EHMA Conference 2013

    EONS Board Member Françoise Charnay-Sonnek attended the recent congress of the European Health Management Association (EHMA). Here is her write-up of the event.

    The 2013 EHMA congress explored different ways of providing health services that are better, quicker and delivered at a lower cost - a real challenge in these times of financial and economic constraint. During the three days of the congress, the collective aim of delegates was to be creative by using this period of austerity as an impulse to review our practice and to do better with our existing resources.

    Fundamental questions need to be asked:

    • How do health services respond to a higher demand for health care with reduced funding?
    • How can services be improved (such as adopting better quality and safety procedures)?
    • How do we deliver services more quickly, e.g. by reducing waiting lists?
    • How can we do all this when budgets are squeezed by the demands to make our organizations leaner and more efficient?

    To achieve the aim of better health services at lower cost requires high standards of professionalism at all levels, in a patient-centered organisation that is demand-driven rather than supply-driven. Health services must be centred upon a realistic and feasible health policy based on continuous evaluation and a fine balance between competition (continuous improvement) and collaboration must be struck. Above all, primary care must be boosted.

    Several managerial practices from the world of industry, such as focused management and lean management, were discussed. The principles of focused management are based on doing more with existing resources and not fewer resources. The manager is not an optimizer wanting to make the best possible decisions but a satisfier making good enough decisions with the resources he has at his disposal. He focuses on one part of a system, identifying the constraints and finding solution with simple tools, cutting garbage time (Boaz Ronen).

    Lean management does not just mean reducing waste, such as long waiting times for patients. It is much more about changing the organisation’s culture and involving all the professionals in this process, maximizing their potential and empowering them to do their jobs more effectively (Paul Button, Luigi Marroni).
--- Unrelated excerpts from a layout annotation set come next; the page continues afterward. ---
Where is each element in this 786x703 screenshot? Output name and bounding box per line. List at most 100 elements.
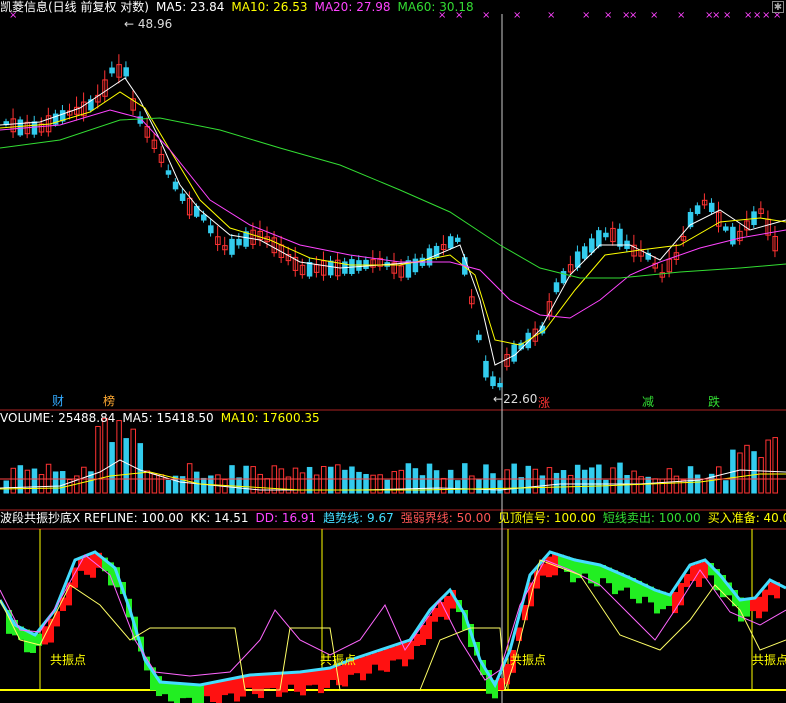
trend-bar: [90, 554, 96, 578]
volume-bar: [201, 477, 207, 494]
resonance-label: 共振点: [510, 653, 547, 667]
volume-bar: [151, 473, 158, 494]
candle-body: [490, 376, 496, 387]
volume-bar: [384, 479, 390, 494]
volume-bar: [24, 469, 31, 494]
trend-bar: [246, 675, 252, 688]
trend-bar: [270, 673, 276, 689]
volume-bar: [412, 468, 419, 494]
trend-bar: [318, 669, 324, 694]
volume-bar: [652, 478, 659, 494]
volume-bar: [744, 444, 750, 494]
volume-bar: [95, 425, 101, 494]
trend-bar: [300, 672, 306, 696]
volume-bar: [116, 420, 122, 494]
price-panel-header: 凯菱信息(日线 前复权 对数) MA5: 23.84 MA10: 26.53 MA20…: [0, 0, 770, 15]
gear-icon[interactable]: ✱: [772, 1, 784, 13]
candle-body: [328, 260, 334, 276]
volume-bar: [165, 479, 172, 494]
marker-zhang[interactable]: 涨: [538, 397, 550, 410]
trend-bar: [288, 672, 294, 685]
candle-body: [581, 246, 588, 259]
resonance-label: 共振点: [752, 653, 786, 667]
chart-canvas[interactable]: × × × × × × × × ×× × × ×× × × × × ×: [0, 0, 786, 703]
volume-bar: [617, 462, 623, 494]
legend-label: MA5:: [122, 411, 157, 425]
volume-bar: [610, 467, 616, 494]
legend-label: DD:: [255, 511, 282, 525]
trend-bar: [678, 583, 684, 606]
legend-value: 30.18: [439, 0, 474, 14]
volume-bar: [3, 480, 9, 494]
legend-value: 15418.50: [156, 411, 214, 425]
trend-bar: [504, 664, 510, 685]
trend-bar: [684, 574, 690, 587]
trend-bar: [444, 596, 450, 620]
legend-item: 见顶信号: 100.00: [498, 511, 596, 525]
trend-bar: [54, 611, 60, 627]
trend-bar: [312, 670, 318, 685]
marker-die[interactable]: 跌: [708, 396, 720, 409]
legend-item: MA5: 23.84: [156, 0, 224, 14]
trend-bar: [294, 672, 300, 692]
candle-body: [412, 258, 419, 273]
ma60-line: [0, 117, 786, 279]
volume-bar: [518, 477, 524, 494]
candle-body: [589, 238, 595, 253]
trend-bar: [384, 648, 390, 672]
volume-bar: [546, 467, 553, 494]
legend-item: 买入准备: 40.00: [708, 511, 786, 525]
high-price-arrow: ←: [124, 17, 135, 31]
legend-item: MA5: 15418.50: [122, 411, 213, 425]
volume-bar: [306, 466, 313, 494]
candle-body: [694, 205, 701, 214]
trend-bar: [762, 589, 768, 612]
trend-bar: [744, 599, 750, 617]
trend-bar: [186, 683, 192, 698]
volume-bar: [102, 417, 108, 494]
trend-bar: [438, 602, 444, 617]
legend-label: 见顶信号:: [497, 511, 554, 525]
legend-item: MA20: 27.98: [314, 0, 390, 14]
volume-bar: [38, 474, 45, 494]
trend-bar: [210, 683, 216, 703]
legend-value: 23.84: [190, 0, 225, 14]
legend-value: 100.00: [658, 511, 701, 525]
legend-value: 27.98: [356, 0, 391, 14]
marker-jian[interactable]: 减: [642, 396, 654, 409]
marker-cai[interactable]: 财: [52, 395, 64, 408]
volume-bar: [666, 468, 673, 494]
trend-bar: [78, 558, 84, 571]
volume-bar: [328, 466, 334, 494]
legend-value: 100.00: [141, 511, 184, 525]
trend-bar: [234, 678, 240, 702]
trend-line: [0, 550, 786, 689]
legend-value: 9.67: [367, 511, 394, 525]
legend-value: 26.53: [273, 0, 308, 14]
trend-bar: [192, 684, 198, 703]
candle-body: [165, 170, 172, 175]
trend-bar: [198, 684, 204, 703]
stock-title: 凯菱信息(日线 前复权 对数): [0, 0, 149, 14]
volume-bar: [454, 480, 461, 494]
legend-label: MA20:: [314, 0, 357, 14]
volume-bar: [59, 471, 66, 494]
trend-bar: [264, 674, 270, 689]
volume-bar: [560, 470, 567, 494]
volume-bar: [320, 465, 327, 494]
candle-body: [236, 238, 242, 246]
candle-body: [201, 214, 207, 221]
legend-label: 趋势线:: [323, 511, 368, 525]
volume-bar: [603, 479, 609, 494]
candle-body: [208, 225, 214, 234]
legend-item: VOLUME: 25488.84: [0, 411, 115, 425]
candle-body: [243, 231, 249, 247]
candle-body: [17, 119, 24, 136]
legend-label: MA5:: [156, 0, 191, 14]
trend-bar: [390, 646, 396, 661]
legend-label: 短线卖出:: [602, 511, 659, 525]
volume-bar: [236, 477, 242, 494]
marker-bang[interactable]: 榜: [103, 395, 115, 408]
candle-body: [454, 237, 461, 242]
trend-bar: [216, 681, 222, 703]
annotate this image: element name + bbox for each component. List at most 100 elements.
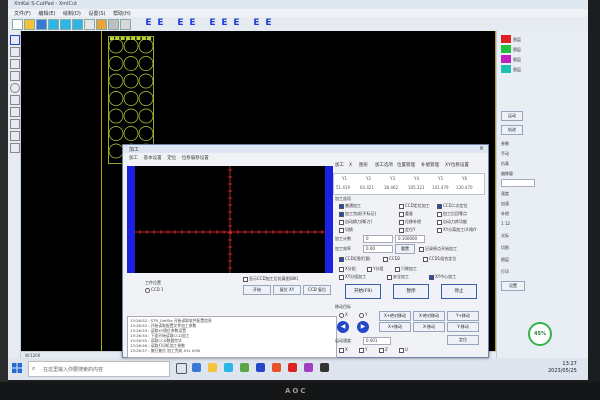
option2-checkbox[interactable]: CCD切割打圆 — [339, 256, 370, 262]
option2-checkbox[interactable]: CCD1组合定位 — [423, 256, 456, 262]
option2-checkbox[interactable]: 安全加工 — [387, 274, 409, 280]
rtab-process[interactable]: 加工 — [335, 162, 344, 170]
app-icon[interactable] — [240, 363, 249, 372]
app-icon[interactable] — [256, 363, 265, 372]
plot-ccd-reset-button[interactable]: CCD 复位 — [303, 285, 331, 295]
plot-reset-xy-button[interactable]: 复位 XY — [273, 285, 301, 295]
option2-checkbox[interactable]: XY中心加工 — [429, 274, 456, 280]
option-checkbox[interactable]: 自动换刀(断刀) — [339, 219, 372, 225]
menu-edit[interactable]: 编辑(E) — [38, 10, 55, 17]
option2-checkbox[interactable]: 记录原点开始加工 — [419, 246, 457, 252]
axis-radio[interactable]: X — [339, 312, 348, 318]
task-view-icon[interactable] — [176, 363, 187, 374]
record-icon[interactable] — [48, 19, 59, 30]
save-icon[interactable] — [36, 19, 47, 30]
cut-icon[interactable] — [120, 19, 131, 30]
position-value[interactable]: CCD 1 — [145, 287, 163, 293]
tab-locate[interactable]: 定位 — [167, 155, 176, 161]
speed-field[interactable]: 0.001 — [363, 337, 391, 345]
rtab-position[interactable]: 位置管理 — [397, 162, 415, 170]
move-y-minus-button[interactable]: Y-移动 — [447, 322, 479, 332]
windows-start-icon[interactable] — [12, 363, 22, 373]
measure-icon[interactable] — [10, 131, 20, 141]
axis-check[interactable]: Z — [379, 347, 388, 353]
option-checkbox[interactable]: 定位Y — [399, 227, 415, 233]
count-field[interactable]: 0 — [363, 235, 393, 243]
pause-button[interactable]: 暂停 — [393, 284, 429, 299]
layer-swatch-green[interactable] — [501, 45, 511, 53]
array-icon[interactable] — [10, 119, 20, 129]
ccd-preview-plot[interactable] — [127, 166, 333, 273]
line-icon[interactable] — [10, 59, 20, 69]
option2-checkbox[interactable]: 只做加工 — [395, 266, 417, 272]
log-panel[interactable]: 13:26:52 : STR_GetSts 开始读取软件配置信息 13:26:5… — [127, 316, 337, 358]
rtab-x[interactable]: X — [349, 162, 352, 170]
zoom-icon[interactable] — [96, 19, 107, 30]
app-icon[interactable] — [272, 363, 281, 372]
process-efficiency-field[interactable]: 0.00 — [363, 245, 393, 253]
tab-process[interactable]: 加工 — [129, 155, 138, 161]
move-x-minus-button[interactable]: X-移动 — [413, 322, 445, 332]
edge-icon[interactable] — [192, 363, 201, 372]
layer-swatch-teal[interactable] — [501, 65, 511, 73]
motion-button[interactable]: 运动 — [501, 111, 523, 121]
move-x-plus-button[interactable]: X+移动 — [379, 322, 411, 332]
option2-checkbox[interactable]: X分组 — [339, 266, 356, 272]
settings-button[interactable]: 设置 — [501, 281, 525, 291]
stop-button[interactable]: 停止 — [441, 284, 477, 299]
move-x-plus-abs-button[interactable]: X+绝对移动 — [379, 311, 411, 321]
option-checkbox[interactable]: CCD定位加工 — [399, 203, 430, 209]
stop-icon[interactable] — [72, 19, 83, 30]
tool-e-icon[interactable]: E — [220, 18, 229, 29]
locate-button[interactable]: 定位 — [447, 335, 479, 345]
tab-offset[interactable]: 位移偏移设置 — [182, 155, 209, 161]
count-total-field[interactable]: 0.100000 — [395, 235, 425, 243]
option-checkbox[interactable]: XY分离加工(X)和Y — [437, 227, 477, 233]
option-checkbox[interactable]: 普通加工 — [339, 203, 361, 209]
play-icon[interactable] — [60, 19, 71, 30]
circle-icon[interactable] — [10, 83, 20, 93]
tool-e-icon[interactable]: E — [252, 18, 261, 29]
option-checkbox[interactable]: 自动刀库功能 — [437, 219, 467, 225]
arrow-left-icon[interactable]: ◀ — [337, 321, 349, 333]
select-icon[interactable] — [10, 35, 20, 45]
app-icon[interactable] — [288, 363, 297, 372]
axis-check[interactable]: Y — [359, 347, 367, 353]
start-button[interactable]: 开始(F9) — [345, 284, 381, 299]
app-icon[interactable] — [320, 363, 329, 372]
arrow-right-icon[interactable]: ▶ — [357, 321, 369, 333]
plot-option-checkbox[interactable]: 显示CCD加工后仿真图(BK) — [243, 276, 298, 282]
option2-checkbox[interactable]: XY分组加工 — [339, 274, 366, 280]
option-checkbox[interactable]: 加工完成(不标记) — [339, 211, 376, 217]
rtab-options[interactable]: 加工选项 — [375, 162, 393, 170]
option2-checkbox[interactable]: Y分组 — [367, 266, 383, 272]
rtab-graph[interactable]: 图形 — [359, 162, 368, 170]
text-icon[interactable] — [10, 107, 20, 117]
tool-e-icon[interactable]: E — [176, 18, 185, 29]
menu-file[interactable]: 文件(F) — [14, 10, 31, 17]
rect-icon[interactable] — [10, 71, 20, 81]
move-y-plus-button[interactable]: Y+移动 — [447, 311, 479, 321]
tab-basic[interactable]: 基本设置 — [144, 155, 162, 161]
move-x-minus-abs-button[interactable]: X-绝对移动 — [413, 311, 445, 321]
tool-e-icon[interactable]: E — [208, 18, 217, 29]
node-edit-icon[interactable] — [10, 47, 20, 57]
option-checkbox[interactable]: CCD二次定位 — [437, 203, 468, 209]
reset-button[interactable]: 重置 — [395, 244, 415, 254]
axis-check[interactable]: X — [339, 347, 348, 353]
layer-swatch-magenta[interactable] — [501, 55, 511, 63]
rtab-comp[interactable]: 补偿管理 — [421, 162, 439, 170]
tool-e-icon[interactable]: E — [264, 18, 273, 29]
option-checkbox[interactable]: 切换 — [339, 227, 353, 233]
offset-field[interactable] — [501, 179, 535, 187]
tool-e-icon[interactable]: E — [144, 18, 153, 29]
app-icon[interactable] — [304, 363, 313, 372]
option-checkbox[interactable]: 重复 — [399, 211, 413, 217]
tool-e-icon[interactable]: E — [188, 18, 197, 29]
plot-start-button[interactable]: 开始 — [243, 285, 271, 295]
menu-help[interactable]: 帮助(H) — [113, 10, 131, 17]
new-file-icon[interactable] — [12, 19, 23, 30]
tool-e-icon[interactable]: E — [232, 18, 241, 29]
store-icon[interactable] — [224, 363, 233, 372]
option-checkbox[interactable]: 位移补偿 — [399, 219, 421, 225]
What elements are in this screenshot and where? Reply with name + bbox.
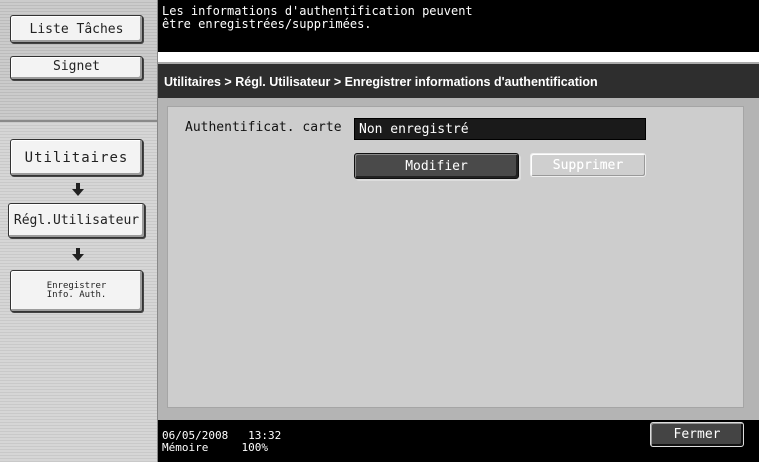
status-bar: 06/05/2008 13:32 Mémoire 100% Fermer (158, 420, 759, 462)
left-sidebar: Liste Tâches Signet Utilitaires Régl.Uti… (0, 0, 158, 462)
content-area: Authentificat. carte Non enregistré Modi… (167, 106, 744, 408)
memory-value: 100% (241, 441, 268, 454)
nav-register-line2: Info. Auth. (46, 290, 107, 300)
delete-button[interactable]: Supprimer (530, 153, 646, 177)
nav-utilities-button[interactable]: Utilitaires (10, 139, 143, 176)
memory-label: Mémoire (162, 441, 209, 454)
close-button[interactable]: Fermer (650, 422, 744, 447)
down-arrow-icon (72, 183, 84, 196)
breadcrumb-text: Utilitaires > Régl. Utilisateur > Enregi… (164, 75, 598, 89)
main-panel: Utilitaires > Régl. Utilisateur > Enregi… (158, 62, 759, 420)
bookmark-button[interactable]: Signet (10, 56, 143, 80)
card-auth-value: Non enregistré (354, 118, 646, 140)
card-auth-label: Authentificat. carte (185, 120, 342, 135)
down-arrow-icon (72, 248, 84, 261)
modify-button[interactable]: Modifier (354, 153, 519, 179)
message-bar: Les informations d'authentification peuv… (158, 0, 759, 52)
nav-user-settings-button[interactable]: Régl.Utilisateur (8, 203, 145, 238)
nav-register-auth-info-button[interactable]: Enregistrer Info. Auth. (10, 270, 143, 312)
status-text: 06/05/2008 13:32 Mémoire 100% (162, 430, 281, 454)
job-list-button[interactable]: Liste Tâches (10, 15, 143, 43)
message-line-2: être enregistrées/supprimées. (162, 17, 372, 31)
breadcrumb: Utilitaires > Régl. Utilisateur > Enregi… (158, 62, 759, 98)
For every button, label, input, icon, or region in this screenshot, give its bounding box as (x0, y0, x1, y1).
    The use of an action-learning pedagogic approach to develop managers’ resilience was also very interesting. Indeed, to support its senior leaders within this challenging context, NHS London commissioned a programme of Action Learning, its aim to provide rapid and responsive leadership development, designed to enhance resilience. The results of this programme were very convincing (Elaine Clark).

    Also discussed was the need to place the patient at the centre of the care he receives, in a sense to put him in control of the treatment process.

    The congress also emphasised the role of nurses as nurse practitioners. The need to respond more effectively to the higher demands of health care, particularly in the context of physician numbers, requires the delegation of more medical tasks to nurses, reinforcing the important role of nurse practitioners. This was proposed in different presentations as a sustainable solution, offering a great deal of value added in terms of patient satisfaction, access to care and reduced waiting times.

    In terms of health policy, Nick Fahy, EU consultant, and Mrs Paola Testori-Coggi, DG SANCO, clearly indicated that the EU commission will have a greater influence on future health programmes within the EU member states through the European Semester (the annual cycle of economic policy coordination). Health is a pan-European issue, because a healthy population and a sustainable health system are vital for economic growth.

    EPAAC - the European partnership against cancer - was a DG SANCO project that aimed to develop a European cancer policy centred around cancer promotion and prevention, screening, integrated care, research, cancer data and information, and national cancer control plans. The work package 7 was concerned with cancer care and focused on guideline development, palliative care and pediatric oncology. Now EPAAC will conclude this year and introduce “Cancer Control”. Cancer control projects should now be more of a platform for the definition of topics, the organisation of debate sessions and the preparation of position papers.

    In conclusion: there are solutions available to practitioners: now is the time to put those solutions into practice!